The most recent phyloseminar is a very nice intro to phylogenetic invariants by Marta Casanellas-Rius, along with updates about her Erik+2 method.
It started a discussion over email between her and Joe Felsenstein, and I thought I'd copy the discussion here.
This is Marta's response, so Joe's original questions are shaded.
Here's the figure she describes as a PDF:
answer.pdf (390.9 KB)
I think that Dr. Casanellas-Rius has made a good case for the
usefulness of edge-invariants distance methods in cases where there
are mixtures of sets of edge lengths or other models that are not easy
to use in ML (or Bayesian) approaches.
I just want to defensively quibble about one thing. I think that in
the case where we have a single model (not a mixture of different edge
lengths) we have statistical theorems, dating back to RA Fisher,
guaranteeing the asymptotic efficiency of ML methods. So in theory ML
should do best in asymptopia.
Yes, let's stick to unmixed (also in the attached file I don't consider
mixtures).
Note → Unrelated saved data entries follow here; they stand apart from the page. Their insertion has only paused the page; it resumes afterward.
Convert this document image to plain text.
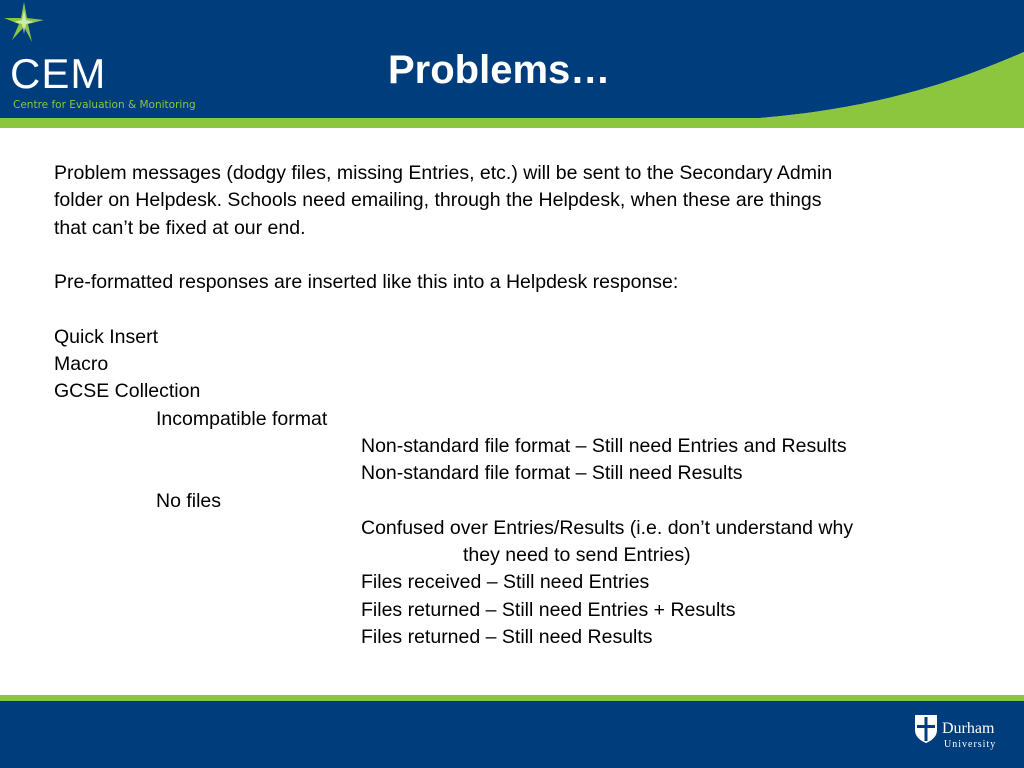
CEM
Centre for Evaluation & Monitoring
Problems…
Problem messages (dodgy files, missing Entries, etc.) will be sent to the Secondary Admin
folder on Helpdesk. Schools need emailing, through the Helpdesk, when these are things
that can’t be fixed at our end.
Pre-formatted responses are inserted like this into a Helpdesk response:
Quick Insert
Macro
GCSE Collection
Incompatible format
Non-standard file format – Still need Entries and Results
Non-standard file format – Still need Results
No files
Confused over Entries/Results (i.e. don’t understand why
they need to send Entries)
Files received – Still need Entries
Files returned – Still need Entries + Results
Files returned – Still need Results
Durham
University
Although ML could do best in theory (and asymptotically
speaking), there is always the issue that in practice we only get local
maxima and not global maxima and this is why ML is not a perfect method.
This problem of local maxima gets worse when the are more parameters to
estimate and for example, performing ML to a GMM tree can result in
incorrect results. So I admit that yes, ML should be the best but in
practice is not, speccially for very general models as GMM.
Use of the full set of invariants should be equivalent. Why did it do
worse in Dr. Casanellas-Rius's simulations? I suggest that it is
because the measure used to judge degree of fit was not equivalent to
the one ML uses. That latter is something like a Kullback-Leibler
distance on the pattern probabilities. If one would use that one,
there would then actually be no difference between ML and
I agree that using a "full" set of invariants is statistically
consistent that is, when the length of the alignment tends to infinite,
this set of invariants allow to recover the true tree. Actually, inseatd
of using the "full" set of invariants I'd use a "local complete
intersection" (see the attached explanation).
So, yes, asymptotically and if ML implementation got global maxima,
there should be no difference between ML and a "local complete
However, I sheepishly acknowledge that this measure for
full-invariants methods has not, as far as I know, been developed.
Yes, this was developed in Casanellas, Fernandez-Sánchez, MBE 2007
but you can have a look at the figure I attach in order to see the
sifference in performance between full set of invariants and edge
(And there would be no reason to spend a lot of time developing it, if
one could achieve the same inference by just using ML).
As I said, in practice one cannot achieve the same inference of ML due
to the issue of local maxima and complex models (although I must also
say that invariants also have drawbacks).